Politics Rundown: Berkeley Decision Upheld, free COVID-19 tests, U.S. Troops to Ukraine

Biden administration sends out COVID-19 tests, additional troops to Europe.

Caleb Jonker, News Editor


University of California Berkeley will cut as much as one-third of their incoming fall class. According to the Los Angeles Times the cap on enrollment eliminates just over 3,000 spots for students hoping to enroll at Berkeley next fall. The cap was implemented as an attempt to relieve pressure on the university neighborhood from housing, noise and homelessness. 

The cap limits the number of students allowed on the physical campus, and proceeded a lawsuit filed by the organization Save Berkeley’s Neighborhoods. The organization filed the suit in September 2020 in an effort to protect the character of the neighborhood.

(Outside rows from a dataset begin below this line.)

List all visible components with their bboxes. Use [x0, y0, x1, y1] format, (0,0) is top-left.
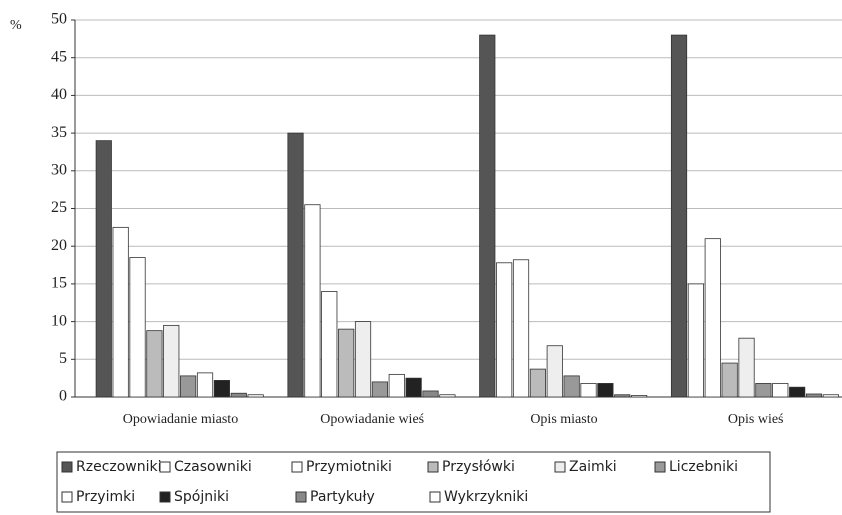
legend-label: Rzeczowniki — [76, 459, 162, 475]
bar — [704, 238, 721, 398]
bar — [755, 383, 772, 398]
bar — [822, 394, 839, 398]
legend-swatch — [291, 461, 303, 473]
bar — [772, 383, 789, 398]
bar — [670, 34, 688, 398]
y-tick-label: 50 — [51, 11, 67, 28]
bar — [422, 390, 439, 398]
legend-swatch — [61, 491, 73, 503]
y-tick-label: 10 — [51, 312, 67, 329]
bar — [112, 226, 129, 398]
bar — [687, 283, 704, 398]
bar — [529, 368, 546, 398]
bar — [321, 291, 338, 398]
bar — [354, 321, 372, 398]
legend-label: Spójniki — [174, 489, 229, 505]
legend-swatch — [159, 461, 171, 473]
legend-label: Przysłówki — [442, 459, 515, 475]
y-tick-label: 20 — [51, 237, 67, 254]
bar — [580, 383, 597, 398]
y-tick-label: 25 — [51, 199, 67, 216]
bar — [805, 393, 823, 398]
legend-swatch — [159, 491, 171, 503]
bar — [371, 381, 388, 398]
bar — [479, 34, 496, 398]
bar — [338, 328, 355, 398]
bar — [196, 372, 214, 398]
bar — [95, 140, 112, 398]
legend-label: Czasowniki — [174, 459, 252, 475]
legend-swatch — [61, 461, 73, 473]
x-tick-label: Opowiadanie miasto — [123, 412, 238, 427]
bar — [496, 262, 513, 398]
y-tick-label: 5 — [59, 350, 67, 367]
legend-label: Wykrzykniki — [444, 489, 528, 505]
bar — [129, 257, 146, 398]
legend-label: Przymiotniki — [306, 459, 392, 475]
x-tick-label: Opis miasto — [530, 412, 597, 427]
y-tick-label: 35 — [51, 124, 67, 141]
y-axis-label: % — [10, 18, 22, 33]
legend-label: Liczebniki — [669, 459, 738, 475]
bar — [614, 394, 631, 398]
bar — [738, 337, 755, 398]
bar — [789, 386, 806, 398]
bar — [287, 132, 304, 398]
bar — [180, 375, 197, 398]
bar — [405, 377, 422, 398]
x-tick-label: Opis wieś — [728, 412, 784, 427]
y-tick-label: 15 — [51, 275, 67, 292]
x-tick-label: Opowiadanie wieś — [320, 412, 424, 427]
bar — [247, 394, 264, 398]
bar — [512, 259, 530, 398]
legend-label: Przyimki — [76, 489, 135, 505]
bar — [388, 373, 405, 398]
y-tick-label: 0 — [59, 388, 67, 405]
bar — [304, 204, 321, 398]
legend-swatch — [654, 461, 666, 473]
legend-swatch — [554, 461, 566, 473]
bar — [721, 362, 738, 398]
legend-swatch — [295, 491, 307, 503]
y-tick-label: 45 — [51, 48, 67, 65]
bar — [597, 383, 614, 398]
legend-swatch — [427, 461, 439, 473]
legend-swatch — [429, 491, 441, 503]
bar — [230, 392, 247, 398]
bar — [439, 394, 456, 398]
bar — [631, 395, 648, 398]
bar — [563, 375, 580, 398]
bar — [163, 324, 180, 398]
y-tick-label: 40 — [51, 86, 67, 103]
legend-box — [56, 451, 771, 513]
bar — [213, 380, 230, 398]
y-tick-label: 30 — [51, 161, 67, 178]
bar — [546, 345, 563, 398]
legend-label: Partykuły — [310, 489, 375, 505]
legend-label: Zaimki — [569, 459, 617, 475]
bar — [146, 330, 163, 398]
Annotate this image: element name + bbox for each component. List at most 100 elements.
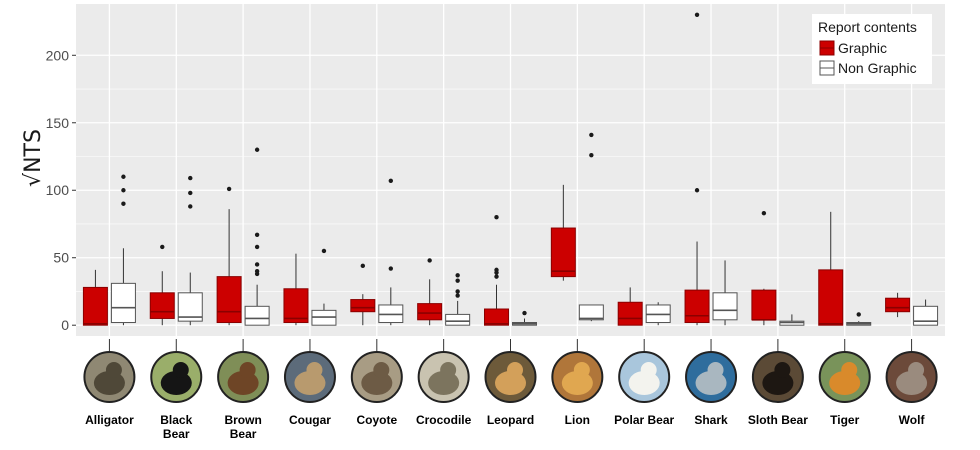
y-axis-title: √NTS xyxy=(21,129,46,187)
outlier-point xyxy=(427,258,432,263)
category-label: Crocodile xyxy=(416,413,472,427)
box-iqr xyxy=(350,299,376,313)
lion-icon xyxy=(551,339,604,403)
outlier-point xyxy=(188,190,193,196)
box-iqr xyxy=(913,305,939,326)
outlier-point xyxy=(160,244,165,250)
category-label: Cougar xyxy=(289,413,331,427)
box-non-graphic-tiger xyxy=(846,312,872,326)
box-iqr xyxy=(578,304,604,321)
outlier-point xyxy=(121,188,126,193)
category-label: Coyote xyxy=(356,413,397,427)
box-iqr xyxy=(617,301,643,326)
outlier-point xyxy=(694,188,700,193)
box-iqr xyxy=(885,297,911,313)
y-tick-label: 200 xyxy=(46,47,70,63)
box-non-graphic-leopard xyxy=(512,310,537,326)
outlier-point xyxy=(856,312,861,317)
box-iqr xyxy=(283,288,309,324)
icon-animal-head xyxy=(573,362,590,378)
brown-bear-icon xyxy=(217,339,270,403)
category-icons xyxy=(83,339,938,403)
outlier-point xyxy=(121,201,126,206)
cougar-icon xyxy=(283,339,336,403)
icon-animal-head xyxy=(640,362,657,378)
shark-icon xyxy=(685,339,738,403)
icon-animal-head xyxy=(908,362,925,378)
box-graphic-alligator xyxy=(82,269,108,326)
outlier-point xyxy=(254,262,260,267)
legend-title: Report contents xyxy=(818,19,917,35)
box-iqr xyxy=(244,305,270,326)
category-label: Wolf xyxy=(899,413,926,427)
outlier-point xyxy=(494,267,499,273)
alligator-icon xyxy=(83,339,136,403)
box-non-graphic-shark xyxy=(712,260,738,326)
box-iqr xyxy=(484,308,509,326)
y-tick-label: 100 xyxy=(46,182,70,198)
y-axis: 0 50 100 150 200 xyxy=(46,47,76,333)
category-label: Sloth Bear xyxy=(748,413,808,427)
box-iqr xyxy=(751,289,777,321)
outlier-point xyxy=(254,244,260,250)
icon-animal-head xyxy=(507,362,523,378)
legend: Report contents Graphic Non Graphic xyxy=(812,14,932,84)
outlier-point xyxy=(254,269,260,274)
y-tick-label: 150 xyxy=(46,115,70,131)
box-iqr xyxy=(149,292,175,319)
box-graphic-black-bear xyxy=(149,244,175,326)
black-bear-icon xyxy=(150,339,203,403)
box-iqr xyxy=(712,292,738,321)
icon-animal-head xyxy=(774,362,791,378)
wolf-icon xyxy=(885,339,938,403)
category-label: Alligator xyxy=(85,413,134,427)
box-iqr xyxy=(417,303,443,321)
tiger-icon xyxy=(818,339,871,403)
category-label: Lion xyxy=(565,413,590,427)
legend-label-non-graphic: Non Graphic xyxy=(838,60,917,76)
outlier-point xyxy=(494,215,499,220)
leopard-icon xyxy=(484,339,537,403)
category-label: Black xyxy=(160,413,192,427)
icon-animal-head xyxy=(172,362,189,378)
outlier-point xyxy=(522,310,527,316)
box-non-graphic-brown-bear xyxy=(244,147,270,326)
box-non-graphic-black-bear xyxy=(177,175,203,326)
box-non-graphic-polar-bear xyxy=(645,302,671,326)
box-graphic-wolf xyxy=(885,292,911,318)
outlier-point xyxy=(388,266,394,271)
icon-animal-head xyxy=(306,362,323,378)
outlier-point xyxy=(494,274,499,279)
icon-animal-head xyxy=(841,362,858,378)
box-iqr xyxy=(684,289,710,324)
grid-lines xyxy=(76,4,945,336)
category-label: Brown xyxy=(224,413,261,427)
box-graphic-sloth-bear xyxy=(751,210,777,326)
box-non-graphic-lion xyxy=(578,132,604,322)
box-graphic-shark xyxy=(684,12,710,326)
category-label: Leopard xyxy=(487,413,534,427)
outlier-point xyxy=(226,186,232,192)
box-iqr xyxy=(550,227,576,278)
box-iqr xyxy=(445,313,471,326)
outlier-point xyxy=(360,263,366,269)
outlier-point xyxy=(188,204,193,209)
icon-animal-head xyxy=(105,362,122,378)
sloth-bear-icon xyxy=(751,339,804,403)
outlier-point xyxy=(321,248,327,254)
icon-animal-head xyxy=(373,362,390,378)
box-iqr xyxy=(82,286,108,326)
category-label: Shark xyxy=(694,413,728,427)
outlier-point xyxy=(589,132,594,138)
box-non-graphic-alligator xyxy=(110,174,136,326)
category-label: Tiger xyxy=(830,413,859,427)
box-graphic-polar-bear xyxy=(617,287,643,326)
y-tick-label: 0 xyxy=(61,317,69,333)
box-graphic-cougar xyxy=(283,253,309,326)
outlier-point xyxy=(455,293,460,298)
category-label: Bear xyxy=(163,427,190,441)
legend-label-graphic: Graphic xyxy=(838,40,887,56)
category-label: Polar Bear xyxy=(614,413,674,427)
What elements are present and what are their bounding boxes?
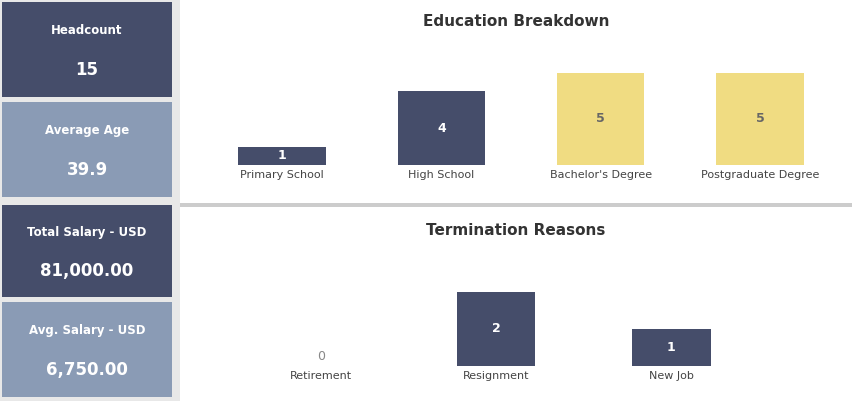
Bar [239,147,325,165]
Text: 15: 15 [76,61,99,79]
Text: 4: 4 [437,122,446,135]
Bar [457,292,535,366]
Bar [631,329,711,366]
Text: 0: 0 [317,350,325,363]
Text: 1: 1 [667,341,676,354]
Text: 2: 2 [492,322,500,335]
Bar [557,73,644,165]
Text: Education Breakdown: Education Breakdown [423,14,609,29]
Text: 5: 5 [596,112,605,126]
Text: Headcount: Headcount [51,24,123,37]
Bar [717,73,803,165]
Bar [398,91,485,165]
Text: Total Salary - USD: Total Salary - USD [27,226,147,239]
Text: Average Age: Average Age [45,124,130,137]
Text: Termination Reasons: Termination Reasons [426,223,606,237]
Text: 6,750.00: 6,750.00 [46,361,128,379]
Text: 5: 5 [756,112,764,126]
Text: 1: 1 [278,149,286,162]
Text: 81,000.00: 81,000.00 [40,262,134,280]
Text: Avg. Salary - USD: Avg. Salary - USD [29,324,145,337]
Text: 39.9: 39.9 [66,161,107,179]
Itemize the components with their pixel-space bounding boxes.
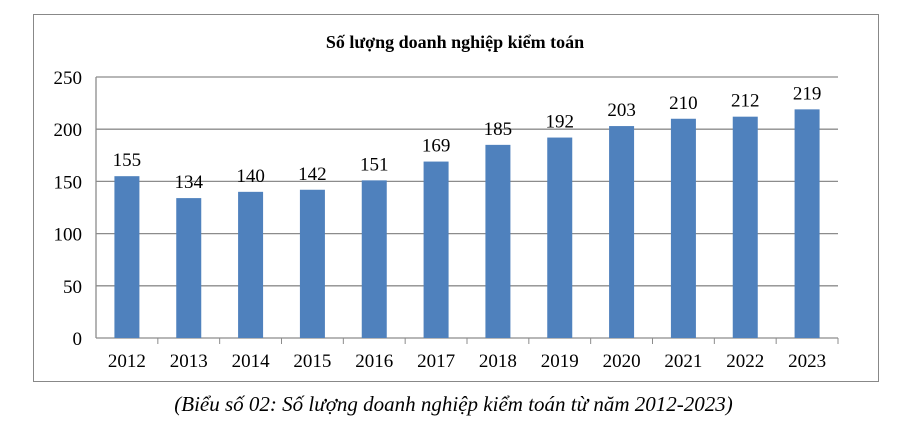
y-tick-label: 250: [54, 68, 83, 89]
data-label: 185: [484, 119, 513, 140]
x-tick-label: 2021: [664, 351, 702, 372]
x-tick-label: 2012: [108, 351, 146, 372]
x-tick-label: 2016: [355, 351, 393, 372]
data-label: 151: [360, 154, 389, 175]
data-label: 210: [669, 93, 698, 114]
x-tick-label: 2013: [170, 351, 208, 372]
data-label: 142: [298, 164, 327, 185]
bar-2014: [238, 191, 264, 338]
data-label: 140: [236, 166, 265, 187]
bar-2019: [547, 137, 573, 338]
x-tick-label: 2022: [726, 351, 764, 372]
x-tick-label: 2018: [479, 351, 517, 372]
x-tick-label: 2015: [293, 351, 331, 372]
x-tick-label: 2019: [541, 351, 579, 372]
x-tick-label: 2020: [603, 351, 641, 372]
bar-chart: Số lượng doanh nghiệp kiểm toán 0 50 100 15…: [54, 32, 839, 372]
data-label: 155: [113, 150, 142, 171]
bar-2015: [299, 189, 325, 338]
y-tick-label: 150: [54, 172, 83, 193]
data-label: 219: [793, 83, 822, 104]
y-tick-label: 200: [54, 120, 83, 141]
figure-caption: (Biểu số 02: Số lượng doanh nghiệp kiểm …: [174, 392, 733, 416]
bar-2023: [794, 109, 820, 338]
bar-2013: [176, 198, 202, 338]
data-label: 134: [175, 172, 204, 193]
chart-title: Số lượng doanh nghiệp kiểm toán: [326, 32, 584, 52]
y-tick-label: 0: [73, 329, 83, 350]
y-tick-label: 100: [54, 225, 83, 246]
x-tick-label: 2023: [788, 351, 826, 372]
data-label: 169: [422, 136, 451, 157]
bar-2020: [609, 126, 635, 339]
bar-2012: [114, 176, 140, 338]
bar-2017: [423, 161, 449, 338]
x-tick-label: 2017: [417, 351, 455, 372]
y-tick-label: 50: [63, 277, 82, 298]
x-tick-label: 2014: [232, 351, 271, 372]
bar-2022: [732, 116, 758, 338]
chart-frame: [33, 14, 879, 382]
bar-2016: [361, 180, 387, 338]
data-label: 212: [731, 91, 760, 112]
data-label: 203: [607, 100, 636, 121]
bar-2018: [485, 144, 511, 338]
data-label: 192: [546, 112, 575, 133]
bar-2021: [670, 118, 696, 338]
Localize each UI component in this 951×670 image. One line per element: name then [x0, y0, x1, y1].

The cap was upheld on March 3 by the California Supreme Court.


During the State of the Union address, President Joe Biden announced that additional COVID-19 tests will be free to the public. As of March 7 households who previously received tests are eligible to order more through the COVIDtests.gov website, reported NBC News.

Additionally, Biden implemented a requirement for insurance companies to cover the reimbursement of up to eight at-home COVID-19 tests per month. 


On Feb. 24, Russian forces invaded Ukraine. As attacks on the country continue, the U.S. sent additional troops to Europe. According to the L.A. Times, this move is meant to deter Russian leaders from continuing the attacks. Announced Monday by the Pentagon, the 500 troops sent to Europe added to the 100,000 troops already stationed in Europe.

The L.A. Times reported that U.S. officials believed almost all of the already equipped Russian forces continue to move into battle. Additionally, it appears that Russian leadership is seeking support from Syria. According to Deir Ezzor 24, a Syrian news outlet, Syrian troops who volunteer for six months of work will be compensated between 200 and 300 USD.